No creo que debamos esperar ninguna acción relevante en un futuro próximo por parte de los combatientes (acciones suicidas, atentados o ataques), porque el cambio de sus líderes poco aportará a corto plazo. Otro asunto es en un futuro más lejano. Puede ocurrir que el movimiento islamista armado se radicalice aún más, ya que la ideología del ISIS pasa por encima de todo a la hora de conseguir sus objetivos.

De hecho, lo que estamos observando es la etapa final de la radicalización del movimiento islamista en el Cáucaso Norte. El Emirato del Cáucaso era sólo un peldaño en el camino hacia ese objetivo, y el ISIS se convierte en una especie de meta, de etapa final hacia la que han derivado las organizaciones radicales de las últimas dos décadas.

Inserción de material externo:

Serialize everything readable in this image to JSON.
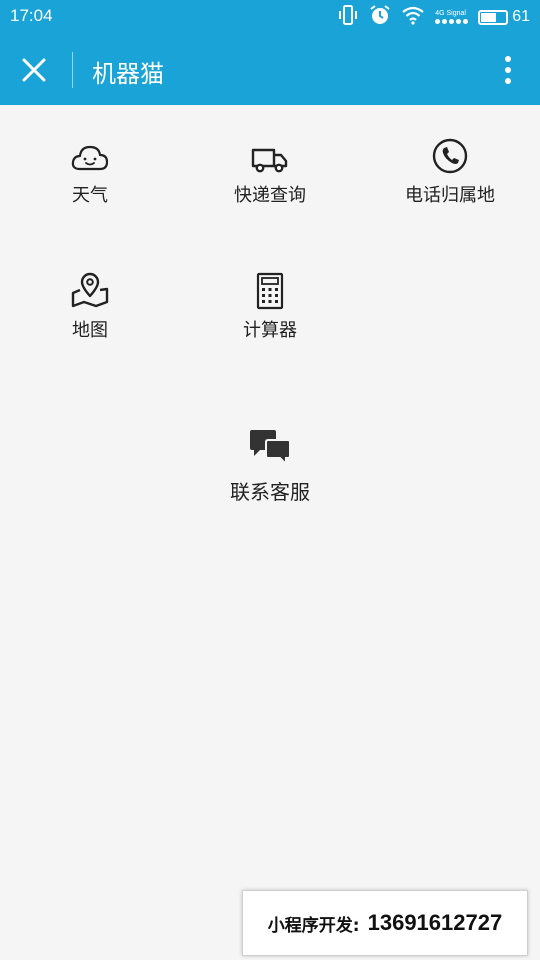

El Emirato del Cáucaso quería construir un Estado islámico en el Cáucaso Norte, mientras que el ISIS lo está construyendo para todo el mundo musulmán. El movimiento islamista radical ha concluido, de forma natural, con la unión de todos los extremistas en un ente central comunitario, que afirma ser el comienzo de la restauración del Califato. Según ellos, el Califato les permitirá continuar el desarrollo de las naciones musulmanas interrumpido hace siglos.

¿Eso quiere decir que alguna de las dos organizaciones ahora existentes puede acabar prevaleciendo sobre la otra?

Es probable que a corto plazo tengamos que tratar sólo con un grupo, el asociado al Estado Islámico. Sin embargo, como el hermano del ex líder del Emirato del Cáucaso Doku Umárov no parece tener intención de abandonar la ideología del Emirato del Cáucaso es posible que virtualmente (en Internet) la presencia en la región del Emirato aún se dilate por un tiempo.

Si en realidad en un lugar de la región existieran dos grupos, entonces sería lógico que éstos se unieran y juntos soportaran el peso de la clandestinidad armada. La existencia de dos estructuras que actúan por separado no sería totalmente posible por muchas razones, como por ejemplo, la supervivencia en las condiciones que imponen las montañas y bosques de la zona, sin posibilidad de acercarse a núcleos de población.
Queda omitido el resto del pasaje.